Greenwich's stories run to the shore and the easel. They'll tell you the town took its name from Greenwich, the royal borough of London — which is why it shares a name with so many places it has nothing else in common with. They'll tell you the Impressionists chose Cos Cob because the afternoon light came off the harbor just so, and that the lilacs still blooming at the Bush-Holley House were planted in the colony's day. And every account of the Revolution here circles back to one steep hill and one general who would not be caught. Greenwich's neighboring villages — Cos Cob, Old Greenwich, and Riverside among them — each keep their own corner of that history along the same stretch of Sound.

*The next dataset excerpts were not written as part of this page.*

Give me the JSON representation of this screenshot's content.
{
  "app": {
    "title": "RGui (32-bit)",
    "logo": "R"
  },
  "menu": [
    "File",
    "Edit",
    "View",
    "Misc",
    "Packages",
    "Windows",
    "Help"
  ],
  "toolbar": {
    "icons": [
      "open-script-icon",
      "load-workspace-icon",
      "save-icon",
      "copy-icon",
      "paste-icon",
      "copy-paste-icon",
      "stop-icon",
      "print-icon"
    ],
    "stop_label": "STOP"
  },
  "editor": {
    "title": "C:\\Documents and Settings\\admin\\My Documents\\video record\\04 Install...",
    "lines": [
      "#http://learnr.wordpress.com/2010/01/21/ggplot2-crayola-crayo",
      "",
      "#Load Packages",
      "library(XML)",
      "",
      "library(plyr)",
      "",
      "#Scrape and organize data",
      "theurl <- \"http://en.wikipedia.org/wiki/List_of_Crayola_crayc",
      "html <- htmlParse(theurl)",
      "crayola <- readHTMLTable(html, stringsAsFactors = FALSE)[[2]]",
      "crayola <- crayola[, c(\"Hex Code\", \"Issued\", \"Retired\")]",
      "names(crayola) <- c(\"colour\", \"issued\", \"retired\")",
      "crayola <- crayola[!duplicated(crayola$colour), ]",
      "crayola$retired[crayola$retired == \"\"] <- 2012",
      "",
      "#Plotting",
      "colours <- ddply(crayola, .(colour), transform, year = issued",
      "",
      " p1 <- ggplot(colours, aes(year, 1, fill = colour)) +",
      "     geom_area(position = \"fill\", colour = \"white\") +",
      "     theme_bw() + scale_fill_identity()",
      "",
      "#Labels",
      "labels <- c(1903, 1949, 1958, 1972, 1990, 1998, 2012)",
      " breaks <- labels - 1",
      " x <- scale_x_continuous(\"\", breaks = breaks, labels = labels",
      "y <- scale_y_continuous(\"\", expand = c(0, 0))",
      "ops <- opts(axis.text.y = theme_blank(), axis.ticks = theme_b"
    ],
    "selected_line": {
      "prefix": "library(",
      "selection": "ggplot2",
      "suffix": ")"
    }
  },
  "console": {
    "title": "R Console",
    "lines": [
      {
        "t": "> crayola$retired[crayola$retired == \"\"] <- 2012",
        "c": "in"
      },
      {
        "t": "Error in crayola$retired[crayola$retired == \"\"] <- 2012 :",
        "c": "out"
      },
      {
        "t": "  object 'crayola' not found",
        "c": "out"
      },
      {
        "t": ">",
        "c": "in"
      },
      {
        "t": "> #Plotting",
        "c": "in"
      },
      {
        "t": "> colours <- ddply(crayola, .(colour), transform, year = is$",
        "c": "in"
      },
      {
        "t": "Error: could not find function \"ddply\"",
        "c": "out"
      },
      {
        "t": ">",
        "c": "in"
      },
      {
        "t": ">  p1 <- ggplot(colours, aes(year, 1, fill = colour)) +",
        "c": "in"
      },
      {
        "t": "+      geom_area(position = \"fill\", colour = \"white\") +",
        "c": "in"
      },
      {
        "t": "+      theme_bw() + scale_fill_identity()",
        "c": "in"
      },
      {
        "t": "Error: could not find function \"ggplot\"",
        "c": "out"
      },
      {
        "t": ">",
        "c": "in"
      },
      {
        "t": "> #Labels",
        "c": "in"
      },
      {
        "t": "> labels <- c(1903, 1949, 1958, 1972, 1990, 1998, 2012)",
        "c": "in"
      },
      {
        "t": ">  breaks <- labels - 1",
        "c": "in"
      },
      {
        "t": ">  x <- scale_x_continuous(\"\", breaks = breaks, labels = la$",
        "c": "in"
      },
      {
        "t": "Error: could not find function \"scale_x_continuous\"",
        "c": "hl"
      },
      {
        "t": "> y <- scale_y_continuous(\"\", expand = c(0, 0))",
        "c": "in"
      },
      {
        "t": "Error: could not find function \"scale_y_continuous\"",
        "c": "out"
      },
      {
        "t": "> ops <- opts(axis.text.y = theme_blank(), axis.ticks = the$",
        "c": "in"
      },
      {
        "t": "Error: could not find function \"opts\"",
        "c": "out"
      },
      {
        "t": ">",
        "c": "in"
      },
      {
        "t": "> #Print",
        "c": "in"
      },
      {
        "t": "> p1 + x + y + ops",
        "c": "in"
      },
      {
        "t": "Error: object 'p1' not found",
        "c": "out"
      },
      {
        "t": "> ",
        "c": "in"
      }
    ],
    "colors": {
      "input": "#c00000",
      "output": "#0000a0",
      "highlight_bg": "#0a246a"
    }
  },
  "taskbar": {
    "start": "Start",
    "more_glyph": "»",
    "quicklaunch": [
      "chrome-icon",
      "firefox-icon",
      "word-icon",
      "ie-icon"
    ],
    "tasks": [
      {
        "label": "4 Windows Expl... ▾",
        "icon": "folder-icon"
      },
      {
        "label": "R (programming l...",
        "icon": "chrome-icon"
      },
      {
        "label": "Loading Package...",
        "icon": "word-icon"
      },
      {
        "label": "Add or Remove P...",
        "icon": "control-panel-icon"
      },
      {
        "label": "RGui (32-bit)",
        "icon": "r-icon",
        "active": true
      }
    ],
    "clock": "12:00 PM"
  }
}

By the 1890s, painters were boarding the train to Cos Cob and lodging at the Bush-Holley House, a circa-1730 colonial saltbox above the harbor. There John Henry Twachtman taught what are believed to be among the first American Impressionist painting classes in the country, and artists including J. Alden Weir, Theodore Robinson, and Childe Hassam gathered to paint the marshes, the harbor, and the light. Their Cos Cob Art Colony, Connecticut's first, ran into the 1920s and helped shape American art; the house is now a National Historic Landmark cared for by the Greenwich Historical Society. In the twentieth century Greenwich became the flagship town of Connecticut's Gold Coast — wooded estates above the Sound, a celebrated avenue of shops, and an elegance that has always preferred restraint to display.
Why People Visit Greenwich Connecticut
Greenwich draws people who love art, history, and the coast in equal measure. It is the birthplace of an American art movement, a Revolutionary-era town with its founding legend on the seal, and a Gold Coast shoreline of harbors, marshes, and beaches on Long Island Sound. Visitors come for the rare combination — fine-art heritage you can walk through, colonial history you can stand on, and a refined coastal town that wears its wealth quietly, all an easy train ride from New York.